Following the Tridentine Council, the cathedral was richly decorated with Baroque murals and altarpieces. A new chapterhouse was built for the cathedral's growing chapter. Its west front, which originally had a flat top, received a neo-Gothic renovation, which gave the façade its current gable, in the mid-19th century as a result of structural issues.

Antoni Gaudí was invited to begin overseeing restoration works in 1903, and presided over wide-ranging changes in the interior of the cathedral. The works were designed to bring liturgy in the cathedral closer to the people, but have been criticized for the destruction and alteration of Mudejar and Baroque decoration. The choir stalls and screen, originally situated in the center of the nave, were moved to the side walls of the presbytery, and Gaudí designed a large canopy to hang above the altar. Baroque and Gothic altarpieces were removed in order to place an emphasis on the 13th-century Bishop's Chair and tombs of Kings James II and James III of Mallorca. Bricked-up windows were opened to allow for greater natural light, and Gaudí designed several ceramic panels with heraldic motifs for the choir. Gaudí and his collaborators ceased works at the Cathedral in 1914 due to disputes with the local authorities. While his ambitious plans were left incomplete, the influence Gaudí's renovation had on the present appearance of the Cathedral's space was nonetheless massive.

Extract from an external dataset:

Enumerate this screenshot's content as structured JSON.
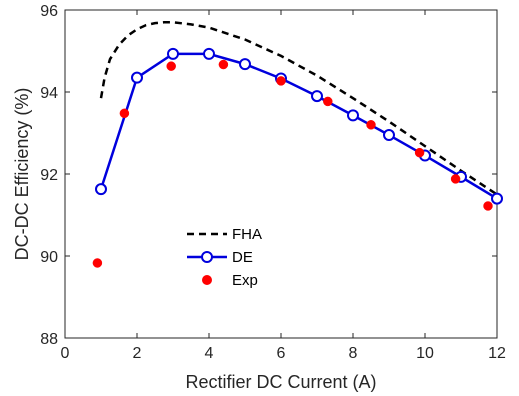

The most recent major works at the cathedral were done between 2001 and 2006 by Mallorcan artist Miquel Barceló. The Chapel of Sant Pere and the Holy Sacrament at the end of the southern nave of the cathedral was comprehensively renovated to portray the Miracle of Loaves and Fishes and Wedding at Cana in a local context. Barceló had the entire apse covered in Italian ceramic, designed new furnishings for the chapel, and replaced the existing stained glass with grisaille stained glass meant to evoke the bottom of the sea. The project was met with strong criticism due to its radical intervention into the historic space and Barceló's generous compensation for the project, but was ultimately finished with the support of Mallorca's bishop.

== Structure ==
The cathedral has three parallel naves with corresponding apses, which most scholars attribute to influence of the roughly contemporary Cathedral of Barcelona and Santa Maria del Mar. It has no transept or ambulatory, and its interior is in no way cruciform. The nave height of 40 meters is the 8th-highest in the world, while the width of the pillars supporting the vaults are the narrowest in the world relative to the vault size: they are 1/12th the width of the vault, to Reims's 1:6 ratio. The cathedral is 121 meters long and 40 meters wide. The cathedral's famous east rose window, widely reproduced on tourist merchandise, is the second-largest Gothic rose window in the world, after Strasbourg's, and spans nearly the entire width of the central nave.

=== Exterior ===
The cathedral's exterior is highly vertical in appearance, making extensive use of flying buttresses and pinnacles. Both sides of the cathedral are built in three ranks: the first and lowest being the sacristy and chapels, the second being the two side naves, and the third and highest enclosing the main nave. The neo-Gothic renovation of the late 19th century accentuated the triangular plan of the interior, wherein the two side naves are only half the height of the central one, by giving the cathedral's west façade a gable with pinnacles. In fact, with the exception of the main portal, the entire west façade was reconstructed in a French-inspired neo-Gothic manner.

=== Interior ===
The Royal Chapel, at the end of the central nave, is the earliest-built section of the cathedral and houses the tombs of Mallorcan Kings James the II and III. They are buried in elaborate marble tombs next to the Episcopal Throne of 1346, made of white marble. Sixteen chapels line the nave, representing nearly all the architectural styles practiced in Mallorca since the Cathedral's construction. These range from the Plateresque Chapel of Sant Jeroni to the Churrigueresque Chapel of Our Lady of the Crown to the aforementioned modernist chapel of Sant Pere. The Cathedral also houses a rich collection of funerary monuments in a variety of styles. The choir stalls, moved and altered by Gaudí, number 110 and are an excellent example of Catalan Gothic woodwork.